Opinion: ‘The new commercial from ‘green’ Vattenfall is nothing more than a PR stunt’ (Het Parool)
By Fenna Swart, Maarten Visschers en Johan Vollenbroek
Energy company Vattenfall likes to present itself as an environmentally conscious company. The new commercial with a facial spray made from wastewater fits into this strategy. But appearances can be deceiving, say Fenna Swart, Maarten Visschers and Johan Vollenbroek.
This summer, the energy company Vattenfall launched a new sustainability campaign starring model and actress Cara Delevingne. The British Delevingne normally appears in commercials for luxury brands such as Chanel or Yves St. Laurent, but in the Vattenfall commercial she walks past enormous tanks through a power station while spraying herself with a Vattenfall facial spray.
Not spectacular at first glance, but the spray consists of waste water from a Vattenfall power plant. “Industrial emissions – clean enough to spray in your face,” said Delevingne. In the accompanying text on the Vattenfall website, she indicates ‘that this will get people talking’. It certainly does. The question is whether this happens in a way that the actress and Vattenfall had in mind. Hydrogen for energy is anything but ‘clean’ and certainly not harmless.
Hydrogen as sexy and clean
‘Fossil-free in a generation’ has been the Vattenfall Group slogan for many years. The group aims to reach net zero by 2040. A new campaign is being launched for this purpose, which aims to sell hydrogen as sexy and clean and anything but boring or polluting. Delevingne also repeatedly talks about fossil-free hydrogen in the new commercial.

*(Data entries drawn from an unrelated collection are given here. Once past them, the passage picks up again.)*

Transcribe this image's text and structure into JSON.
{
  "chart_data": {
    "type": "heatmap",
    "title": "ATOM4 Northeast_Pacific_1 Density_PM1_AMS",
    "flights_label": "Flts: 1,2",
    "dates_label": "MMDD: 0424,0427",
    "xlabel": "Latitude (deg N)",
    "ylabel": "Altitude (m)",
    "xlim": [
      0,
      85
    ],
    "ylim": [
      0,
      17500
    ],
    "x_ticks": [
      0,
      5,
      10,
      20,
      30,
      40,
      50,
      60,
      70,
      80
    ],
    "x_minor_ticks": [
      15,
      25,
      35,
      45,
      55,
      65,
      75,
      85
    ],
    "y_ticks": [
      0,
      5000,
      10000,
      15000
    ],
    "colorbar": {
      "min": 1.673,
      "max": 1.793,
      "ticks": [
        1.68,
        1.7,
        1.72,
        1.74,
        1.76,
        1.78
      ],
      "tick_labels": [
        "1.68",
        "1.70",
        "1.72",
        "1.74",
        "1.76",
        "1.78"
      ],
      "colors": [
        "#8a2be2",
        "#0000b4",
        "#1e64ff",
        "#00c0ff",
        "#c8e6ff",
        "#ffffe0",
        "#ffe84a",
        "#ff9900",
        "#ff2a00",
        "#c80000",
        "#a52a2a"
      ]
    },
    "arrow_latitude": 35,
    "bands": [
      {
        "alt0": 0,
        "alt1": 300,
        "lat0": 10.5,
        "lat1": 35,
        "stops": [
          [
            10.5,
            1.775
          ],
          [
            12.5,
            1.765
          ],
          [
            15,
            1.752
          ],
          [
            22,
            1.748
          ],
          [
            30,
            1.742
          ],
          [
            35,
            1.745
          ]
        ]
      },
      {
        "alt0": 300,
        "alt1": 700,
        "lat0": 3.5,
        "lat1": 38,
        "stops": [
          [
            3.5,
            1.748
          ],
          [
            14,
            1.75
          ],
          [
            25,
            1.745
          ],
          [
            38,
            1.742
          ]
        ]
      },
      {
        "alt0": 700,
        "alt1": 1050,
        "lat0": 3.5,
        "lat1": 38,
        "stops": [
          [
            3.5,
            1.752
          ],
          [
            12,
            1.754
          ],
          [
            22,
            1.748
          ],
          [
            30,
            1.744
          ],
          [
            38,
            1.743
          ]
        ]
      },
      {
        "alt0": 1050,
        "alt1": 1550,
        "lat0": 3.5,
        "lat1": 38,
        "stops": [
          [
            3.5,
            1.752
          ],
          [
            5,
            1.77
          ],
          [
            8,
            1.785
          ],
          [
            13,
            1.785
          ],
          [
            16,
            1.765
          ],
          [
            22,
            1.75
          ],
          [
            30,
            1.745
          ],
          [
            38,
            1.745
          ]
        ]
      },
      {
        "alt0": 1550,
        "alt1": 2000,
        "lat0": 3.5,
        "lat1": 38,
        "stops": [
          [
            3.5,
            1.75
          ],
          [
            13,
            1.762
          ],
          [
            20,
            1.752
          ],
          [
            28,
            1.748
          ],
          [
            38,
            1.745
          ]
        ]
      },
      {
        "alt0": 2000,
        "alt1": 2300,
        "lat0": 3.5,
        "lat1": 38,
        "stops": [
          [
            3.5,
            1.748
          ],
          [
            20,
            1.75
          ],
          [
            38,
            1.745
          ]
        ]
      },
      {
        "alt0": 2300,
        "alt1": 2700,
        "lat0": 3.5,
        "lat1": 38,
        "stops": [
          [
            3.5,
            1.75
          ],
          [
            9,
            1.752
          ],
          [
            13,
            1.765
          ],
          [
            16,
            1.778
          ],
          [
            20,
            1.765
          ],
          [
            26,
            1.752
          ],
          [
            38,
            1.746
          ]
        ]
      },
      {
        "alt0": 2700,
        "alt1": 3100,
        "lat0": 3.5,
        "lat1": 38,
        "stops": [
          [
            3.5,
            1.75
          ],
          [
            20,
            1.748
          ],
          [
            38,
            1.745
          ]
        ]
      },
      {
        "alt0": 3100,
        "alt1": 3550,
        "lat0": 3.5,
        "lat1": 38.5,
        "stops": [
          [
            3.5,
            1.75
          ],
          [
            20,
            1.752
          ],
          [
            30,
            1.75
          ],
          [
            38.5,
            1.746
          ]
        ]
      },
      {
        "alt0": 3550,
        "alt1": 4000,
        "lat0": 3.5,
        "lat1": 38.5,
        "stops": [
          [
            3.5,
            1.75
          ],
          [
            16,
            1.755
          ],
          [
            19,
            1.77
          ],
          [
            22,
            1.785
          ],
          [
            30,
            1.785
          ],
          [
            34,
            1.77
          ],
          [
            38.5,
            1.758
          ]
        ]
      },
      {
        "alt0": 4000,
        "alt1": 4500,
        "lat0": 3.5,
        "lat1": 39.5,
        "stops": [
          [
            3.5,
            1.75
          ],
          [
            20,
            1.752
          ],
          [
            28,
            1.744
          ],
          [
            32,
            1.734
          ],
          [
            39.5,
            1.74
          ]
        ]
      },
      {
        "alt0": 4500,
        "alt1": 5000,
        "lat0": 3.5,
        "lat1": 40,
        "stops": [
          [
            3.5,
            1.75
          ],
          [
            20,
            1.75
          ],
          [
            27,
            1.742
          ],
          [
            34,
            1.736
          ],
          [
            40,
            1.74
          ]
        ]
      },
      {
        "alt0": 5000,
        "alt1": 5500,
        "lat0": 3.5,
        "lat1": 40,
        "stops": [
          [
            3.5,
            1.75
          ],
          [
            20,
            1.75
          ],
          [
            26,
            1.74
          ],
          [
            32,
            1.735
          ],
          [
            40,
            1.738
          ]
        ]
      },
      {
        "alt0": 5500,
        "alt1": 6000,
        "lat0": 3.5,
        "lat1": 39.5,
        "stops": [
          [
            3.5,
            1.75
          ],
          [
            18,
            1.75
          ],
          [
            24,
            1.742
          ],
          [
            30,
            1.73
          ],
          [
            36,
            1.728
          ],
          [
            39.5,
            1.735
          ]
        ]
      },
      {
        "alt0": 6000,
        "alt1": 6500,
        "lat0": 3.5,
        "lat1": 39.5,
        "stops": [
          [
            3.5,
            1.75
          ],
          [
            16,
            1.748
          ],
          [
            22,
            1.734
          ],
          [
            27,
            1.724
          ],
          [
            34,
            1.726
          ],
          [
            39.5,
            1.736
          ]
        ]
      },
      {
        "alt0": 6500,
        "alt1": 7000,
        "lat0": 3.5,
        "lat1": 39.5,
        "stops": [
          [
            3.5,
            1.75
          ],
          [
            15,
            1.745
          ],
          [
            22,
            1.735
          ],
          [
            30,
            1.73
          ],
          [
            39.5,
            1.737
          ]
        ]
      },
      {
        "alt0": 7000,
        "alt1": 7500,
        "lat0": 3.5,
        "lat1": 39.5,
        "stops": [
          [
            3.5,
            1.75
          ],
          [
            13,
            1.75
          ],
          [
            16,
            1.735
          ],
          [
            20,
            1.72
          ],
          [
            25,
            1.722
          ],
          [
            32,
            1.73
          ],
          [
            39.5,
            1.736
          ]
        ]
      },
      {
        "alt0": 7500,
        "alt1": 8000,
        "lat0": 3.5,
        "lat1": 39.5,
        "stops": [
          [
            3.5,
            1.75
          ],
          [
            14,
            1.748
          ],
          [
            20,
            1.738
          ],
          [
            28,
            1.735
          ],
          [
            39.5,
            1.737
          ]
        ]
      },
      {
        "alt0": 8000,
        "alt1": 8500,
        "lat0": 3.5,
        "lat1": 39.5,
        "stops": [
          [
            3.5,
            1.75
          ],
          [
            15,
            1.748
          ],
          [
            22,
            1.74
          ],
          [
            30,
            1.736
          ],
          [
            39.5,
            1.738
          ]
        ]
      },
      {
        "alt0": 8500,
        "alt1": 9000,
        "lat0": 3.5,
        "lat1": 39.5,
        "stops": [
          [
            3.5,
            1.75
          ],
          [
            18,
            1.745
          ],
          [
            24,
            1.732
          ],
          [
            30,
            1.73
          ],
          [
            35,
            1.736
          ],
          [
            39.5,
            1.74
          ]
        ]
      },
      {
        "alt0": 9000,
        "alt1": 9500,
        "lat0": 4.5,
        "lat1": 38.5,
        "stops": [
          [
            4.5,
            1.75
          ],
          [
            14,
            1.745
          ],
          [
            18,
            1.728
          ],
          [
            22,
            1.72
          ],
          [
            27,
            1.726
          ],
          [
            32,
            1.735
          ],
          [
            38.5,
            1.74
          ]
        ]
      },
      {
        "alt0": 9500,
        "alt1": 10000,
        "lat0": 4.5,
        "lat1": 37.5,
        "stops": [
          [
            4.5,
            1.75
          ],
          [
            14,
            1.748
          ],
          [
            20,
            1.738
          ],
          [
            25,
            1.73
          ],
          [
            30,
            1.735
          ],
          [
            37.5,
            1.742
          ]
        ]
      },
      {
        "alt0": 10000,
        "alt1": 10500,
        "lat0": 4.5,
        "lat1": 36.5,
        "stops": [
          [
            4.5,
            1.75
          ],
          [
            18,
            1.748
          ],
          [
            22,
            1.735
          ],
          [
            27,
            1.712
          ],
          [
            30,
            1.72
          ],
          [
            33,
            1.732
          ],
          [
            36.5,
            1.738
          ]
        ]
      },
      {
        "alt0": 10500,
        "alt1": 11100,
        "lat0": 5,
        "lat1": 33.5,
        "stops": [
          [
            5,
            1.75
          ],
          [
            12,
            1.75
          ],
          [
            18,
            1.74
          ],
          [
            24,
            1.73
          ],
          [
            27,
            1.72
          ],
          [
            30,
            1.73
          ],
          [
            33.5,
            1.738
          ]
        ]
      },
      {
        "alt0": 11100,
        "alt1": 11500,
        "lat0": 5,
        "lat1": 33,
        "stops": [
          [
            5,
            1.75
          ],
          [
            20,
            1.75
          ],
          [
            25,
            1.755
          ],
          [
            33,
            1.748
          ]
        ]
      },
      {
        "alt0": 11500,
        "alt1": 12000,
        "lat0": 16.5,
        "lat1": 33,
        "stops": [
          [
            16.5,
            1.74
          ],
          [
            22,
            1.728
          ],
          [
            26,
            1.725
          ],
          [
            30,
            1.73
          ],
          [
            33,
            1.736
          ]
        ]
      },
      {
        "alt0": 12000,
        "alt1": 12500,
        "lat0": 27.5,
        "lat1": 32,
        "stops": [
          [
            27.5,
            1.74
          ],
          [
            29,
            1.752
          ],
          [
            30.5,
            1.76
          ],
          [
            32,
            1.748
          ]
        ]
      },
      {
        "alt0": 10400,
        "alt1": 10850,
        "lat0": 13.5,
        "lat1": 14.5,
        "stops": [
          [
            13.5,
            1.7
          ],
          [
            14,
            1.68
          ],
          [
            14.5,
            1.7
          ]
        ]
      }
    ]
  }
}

With this, Vattenfall pretends to be the first to recognize green hydrogen as the energy of the future, although politicians and the energy sector are talking about it. It also sounds nice and promising: hydrogen does not release CO2 and it can be produced with electricity from simple water. However, there is a problem: hydrogen is only climate-friendly if it is generated entirely from green energy. And there lies the catch.
Sewage facial spray
Most hydrogen production still comes from fossil fuels or as a byproduct of chemical processes, such as heavy oil processing. In addition, there is so-called gray hydrogen, which is extracted from natural gas using steam, which is just as harmful as extraction from heavy oil. You probably wouldn’t spray your face with a facial spray made from this wastewater.
But ‘green’ hydrogen, which unlike hydrogen from fossil fuels does not emit any carbon, also has major disadvantages: the enormous amount of renewable energy required to produce it. Hydrogen is only an energy carrier: it must first be produced and is therefore inefficient and expensive. Vattenfall also ignores the fact that more than 90 percent of the hydrogen consumed worldwide is produced with fossil energy. To be truly green and clean, renewable energy must be applied immediately.
Children’s shoes
Vattenfall’s website states: ‘Hydrogen has the potential to reduce CO₂ emissions in industries such as refining, petrochemicals, steel and transport.’ However, the idea is still in its infancy.
In addition to large-scale gas combustion, Vattenfall’s core activity is and will remain focused on increasing the combustion of forest biomass. Burning biomass sounds green, but emits more carbon than coal-fired power stations and twice as much as gas. In addition, biomass is causing an increase in forest and clear-cutting in Scandinavia, the Baltic States and the US, among others.
‘We don’t do anything that society doesn’t want’
In the Netherlands, Vattenfall has been litigating against Dutch nature NGOs at the Council of State for 2.5 years to win its biomass case. The CEO of Vattenfall has indicated that he does not want to do anything without support from society. In the meantime, the battle continues to build the largest biomass power plant in the Netherlands in Diemen, paid for by Dutch taxpayers with 395 million government subsidies. The aim is to achieve a significant increase in energy production through biomass combustion. Not only in the Netherlands, but also in Denmark, Germany and Sweden.
On closer inspection, the new commercial seems to be nothing more than a PR stunt, intended to profile Vattenfall as a green and climate-conscious company. However, it is an image with a boomerang effect. The public awareness that Vattenfall – like many other energy companies – abuses hydrogen for its own gain and a clean image was certainly not the goal of the campaign.